Police hunt down foreigner for slay of transgender in Olongapo

OLONGAPO CITY, Philippines – Police on Sunday started hunting down a foreigner suspected of killing a transgender in a hotel here on Saturday night.

A police report said Jeffrey Laude, 26, of Barangay (village) West Tapinac here, checked in with a “male, white foreigner” at the Celzone Lodge on Magsaysay Drive at 11:30 p.m. Saturday. The foreigner, however, left the hotel alone a few minutes after he and Laude entered their room.

Police said Elias Gallamos, one of the hotel’s room attendants, saw the suspect go out of the room, leaving the door ajar.

Gallamos later checked the room but saw a pair of slippers near the bathroom. He said he left the room, believing somebody was still there.

Police said Gallamos returned to the room at 11:45 p.m. and discovered Laude’s body, his head slumped in the toilet.

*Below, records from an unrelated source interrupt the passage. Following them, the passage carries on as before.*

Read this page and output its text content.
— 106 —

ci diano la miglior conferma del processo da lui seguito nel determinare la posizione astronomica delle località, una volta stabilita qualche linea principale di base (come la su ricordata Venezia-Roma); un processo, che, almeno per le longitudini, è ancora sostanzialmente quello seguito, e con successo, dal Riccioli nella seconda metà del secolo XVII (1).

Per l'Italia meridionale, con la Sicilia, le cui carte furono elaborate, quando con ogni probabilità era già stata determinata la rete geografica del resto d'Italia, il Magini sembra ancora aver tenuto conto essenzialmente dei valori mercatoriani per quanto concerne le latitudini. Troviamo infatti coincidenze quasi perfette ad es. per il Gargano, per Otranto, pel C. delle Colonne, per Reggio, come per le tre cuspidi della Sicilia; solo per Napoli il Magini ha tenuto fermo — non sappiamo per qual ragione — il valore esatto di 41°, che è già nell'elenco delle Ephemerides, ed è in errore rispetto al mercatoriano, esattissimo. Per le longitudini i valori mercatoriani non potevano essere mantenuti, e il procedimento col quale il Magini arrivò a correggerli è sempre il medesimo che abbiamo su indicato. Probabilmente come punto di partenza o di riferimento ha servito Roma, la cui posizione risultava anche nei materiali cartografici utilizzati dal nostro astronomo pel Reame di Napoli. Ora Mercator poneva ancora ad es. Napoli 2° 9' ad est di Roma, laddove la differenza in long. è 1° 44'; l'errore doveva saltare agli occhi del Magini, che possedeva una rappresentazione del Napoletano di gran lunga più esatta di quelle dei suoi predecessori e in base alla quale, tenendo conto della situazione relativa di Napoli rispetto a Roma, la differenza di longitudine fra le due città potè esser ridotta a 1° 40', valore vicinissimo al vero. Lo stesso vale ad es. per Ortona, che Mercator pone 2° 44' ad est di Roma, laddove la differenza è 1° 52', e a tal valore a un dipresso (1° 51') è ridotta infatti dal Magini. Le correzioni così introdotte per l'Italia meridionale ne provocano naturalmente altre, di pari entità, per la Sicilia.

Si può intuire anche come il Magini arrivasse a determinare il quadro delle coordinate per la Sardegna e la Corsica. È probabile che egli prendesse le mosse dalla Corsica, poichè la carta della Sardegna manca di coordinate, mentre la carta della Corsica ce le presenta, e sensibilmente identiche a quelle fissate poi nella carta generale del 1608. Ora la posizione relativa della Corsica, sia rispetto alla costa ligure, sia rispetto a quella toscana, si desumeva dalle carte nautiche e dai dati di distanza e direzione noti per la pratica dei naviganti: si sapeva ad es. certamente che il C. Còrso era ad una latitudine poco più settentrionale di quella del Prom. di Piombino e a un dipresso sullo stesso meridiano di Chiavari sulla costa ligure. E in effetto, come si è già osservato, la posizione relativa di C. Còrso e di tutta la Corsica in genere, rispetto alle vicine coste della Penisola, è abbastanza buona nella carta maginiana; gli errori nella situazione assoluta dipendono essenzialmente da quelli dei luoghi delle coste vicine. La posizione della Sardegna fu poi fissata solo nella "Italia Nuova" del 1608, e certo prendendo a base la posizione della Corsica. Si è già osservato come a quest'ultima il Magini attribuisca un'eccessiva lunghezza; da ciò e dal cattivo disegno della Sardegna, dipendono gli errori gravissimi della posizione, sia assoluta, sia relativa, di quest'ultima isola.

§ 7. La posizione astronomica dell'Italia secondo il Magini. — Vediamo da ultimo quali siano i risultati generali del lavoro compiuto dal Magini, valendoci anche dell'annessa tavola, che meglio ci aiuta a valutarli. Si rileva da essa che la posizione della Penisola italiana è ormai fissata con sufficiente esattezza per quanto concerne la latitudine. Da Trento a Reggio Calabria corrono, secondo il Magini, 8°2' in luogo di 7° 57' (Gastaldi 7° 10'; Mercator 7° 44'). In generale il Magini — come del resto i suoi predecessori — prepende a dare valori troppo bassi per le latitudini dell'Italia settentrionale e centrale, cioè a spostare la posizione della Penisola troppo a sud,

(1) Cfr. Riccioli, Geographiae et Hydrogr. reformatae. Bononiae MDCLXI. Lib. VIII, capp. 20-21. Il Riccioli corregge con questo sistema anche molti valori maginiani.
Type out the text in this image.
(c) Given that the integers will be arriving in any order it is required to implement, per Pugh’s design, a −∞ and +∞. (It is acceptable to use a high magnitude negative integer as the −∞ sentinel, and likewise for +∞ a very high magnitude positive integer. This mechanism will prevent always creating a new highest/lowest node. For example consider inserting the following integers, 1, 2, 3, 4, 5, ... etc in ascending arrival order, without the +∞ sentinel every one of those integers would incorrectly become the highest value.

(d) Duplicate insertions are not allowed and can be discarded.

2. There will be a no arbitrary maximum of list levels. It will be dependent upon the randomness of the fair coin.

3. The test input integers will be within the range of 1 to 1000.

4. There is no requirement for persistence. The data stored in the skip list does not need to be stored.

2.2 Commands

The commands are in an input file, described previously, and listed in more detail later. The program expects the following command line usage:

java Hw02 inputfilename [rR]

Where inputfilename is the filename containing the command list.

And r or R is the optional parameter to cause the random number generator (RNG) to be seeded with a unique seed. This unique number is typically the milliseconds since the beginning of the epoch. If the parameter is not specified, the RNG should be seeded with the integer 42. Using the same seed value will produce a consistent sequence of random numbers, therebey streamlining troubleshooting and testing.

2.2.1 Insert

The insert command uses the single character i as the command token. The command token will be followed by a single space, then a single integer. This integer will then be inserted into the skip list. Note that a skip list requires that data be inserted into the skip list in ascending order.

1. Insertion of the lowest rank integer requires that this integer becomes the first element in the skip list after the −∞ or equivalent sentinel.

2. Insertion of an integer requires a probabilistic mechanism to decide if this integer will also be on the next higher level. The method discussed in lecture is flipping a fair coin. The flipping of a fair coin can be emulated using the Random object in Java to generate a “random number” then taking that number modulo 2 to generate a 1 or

Police said Laude could have been strangled and killed.

Another witness, Mark Clarence Gelviro, 22, the victim’s friend, said he and Laude met the suspect at the Ambyanz Disco Bar, also on Magsaysay Drive, at 10:55 p.m.

Gelviro told the police that Laude asked him to accompany them to the hotel.

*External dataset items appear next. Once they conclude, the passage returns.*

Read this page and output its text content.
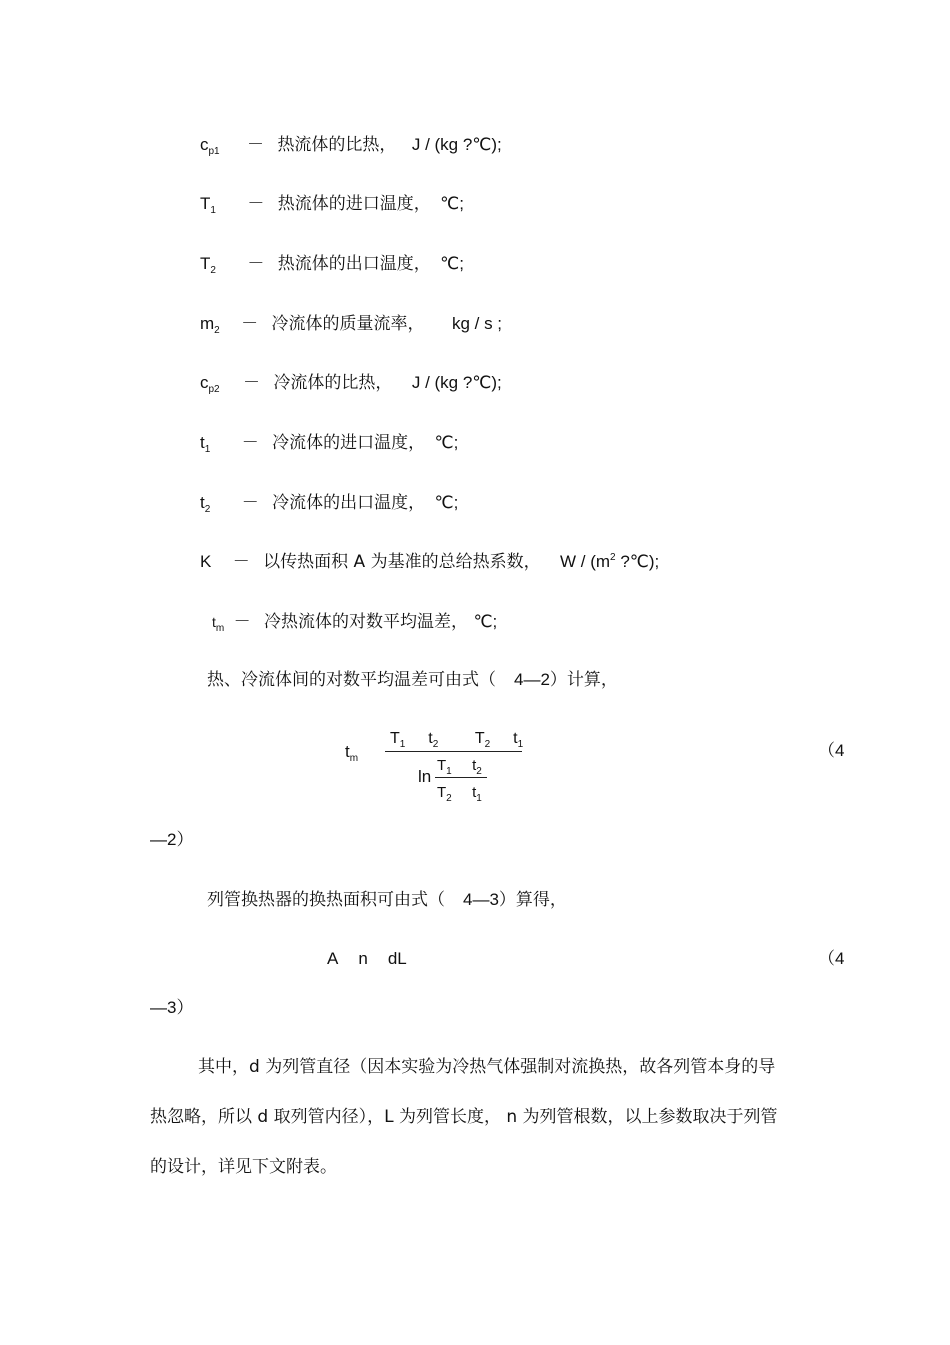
$c_{p1}$ － 热流体的比热， J / (kg ?℃);
$T_1$ － 热流体的进口温度， ℃;
$T_2$ － 热流体的出口温度， ℃;
$m_2$ － 冷流体的质量流率， kg / s ;
$c_{p2}$ － 冷流体的比热， J / (kg ?℃);
$t_1$ － 冷流体的进口温度， ℃;
$t_2$ － 冷流体的出口温度， ℃;
K － 以传热面积 A 为基准的总给热系数， W / ($m^2$ ?℃);
$t_m$ － 冷热流体的对数平均温差， ℃;
热、冷流体间的对数平均温差可由式（ 4—2）计算，
$t_m$
$T_1$ $t_2$ $T_2$ $t_1$
ln
$T_1$ $t_2$
$T_2$ $t_1$
（4
—2）
列管换热器的换热面积可由式（ 4—3）算得，
A n dL	（4
—3）
其中，d 为列管直径（因本实验为冷热气体强制对流换热，故各列管本身的导
热忽略，所以 d 取列管内径），L 为列管长度， n 为列管根数，以上参数取决于列管
的设计，详见下文附表。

He said Laude, when they reached the hotel, then asked him to leave before the foreigner could discover that they were transgenders.

Both Gallamos and Gelviro described the suspect as having “white complexion, with marine-style cut of hair,” standing between 5’8″ and 5’10” and between 25 and 30 years old.

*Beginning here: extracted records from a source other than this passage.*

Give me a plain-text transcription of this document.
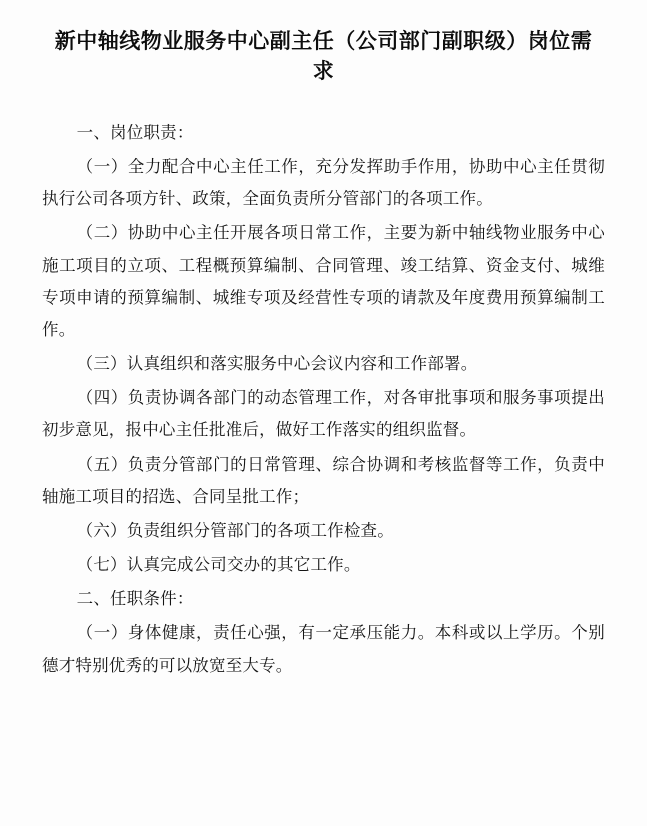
新中轴线物业服务中心副主任（公司部门副职级）岗位需求

一、岗位职责：

（一）全力配合中心主任工作，充分发挥助手作用，协助中心主任贯彻执行公司各项方针、政策，全面负责所分管部门的各项工作。

（二）协助中心主任开展各项日常工作，主要为新中轴线物业服务中心施工项目的立项、工程概预算编制、合同管理、竣工结算、资金支付、城维专项申请的预算编制、城维专项及经营性专项的请款及年度费用预算编制工作。

（三）认真组织和落实服务中心会议内容和工作部署。

（四）负责协调各部门的动态管理工作，对各审批事项和服务事项提出初步意见，报中心主任批准后，做好工作落实的组织监督。

（五）负责分管部门的日常管理、综合协调和考核监督等工作，负责中轴施工项目的招选、合同呈批工作；

（六）负责组织分管部门的各项工作检查。

（七）认真完成公司交办的其它工作。

二、任职条件：

（一）身体健康，责任心强，有一定承压能力。本科或以上学历。个别德才特别优秀的可以放宽至大专。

The suspect, police said, was wearing a white and blue striped shirt with white sleeves, and black shorts when he and Laude checked in at the hotel.

Marilou Laude, a sister of the victim, told the Philippine Daily Inquirer that the suspect could be a US serviceman based on the descriptions given by the witnesses.

She asked the police to prevent US ships docked here from leaving Subic Bay pending the investigation.

“What we fear now is that those US ships will leave anytime soon and this will make it hard for us to seek justice,” Marilou Laude told the INQUIRER.

Chief Insp. Gil Arizo Domingo of the Olongapo City Police Station 3 appealed to Laude’s relatives not to jump to conclusions on the foreigner’s identity and background.

Still Domingo said that they have started coordinating with the Law Enforcement Department of the Subic Bay Metropolitan Authority (SBMA) to allow them to board the American ships docked inside the Subic Bay Freeport to investigate the case.

Two US warships arrived here on Sept. 27 in time for war exercises between American and Filipino troops in the West Philippine Sea. Two days earlier, some 500 American sailors arrived here for a routine port call.

“There are [thousands of American] troops in those ships and it would be difficult for us to track the suspect, if ever he is a US serviceman,” Domingo said.

Domingo said the Visiting Forces Agreement (VFA) also limited the local police’s authority in immediately carrying out further investigation of US servicemen tagged in crimes.

The INQUIRER on Sunday afternoon tried but failed to reach Kurt Hoyer, press attaché at the US Embassy in Manila, for a statement on the suspicion of Laude’s family that the suspect could be a US soldier. In the five times that the INQUIRER called, Hoyer’s mobile phone was unattended.

A press statement from the US Embassy in Manila said at least 1,400 US troops participating in the annual Philippine Amphibious Landing Exercise were on board the USS Peleliu (LHA 5) and the USS Germantown (LSD 42) when the two ships docked here last month.

The 500 American sailors aboard USS Frank Cable, according to a previous press release from the US Embassy, were “eager to enjoy Olongapo City and strengthen their understanding of a country with deep historical ties to the US and the US Navy.”

“This visit will allow the ship to replenish supplies and give the crew an opportunity for rest and relaxation,” it said.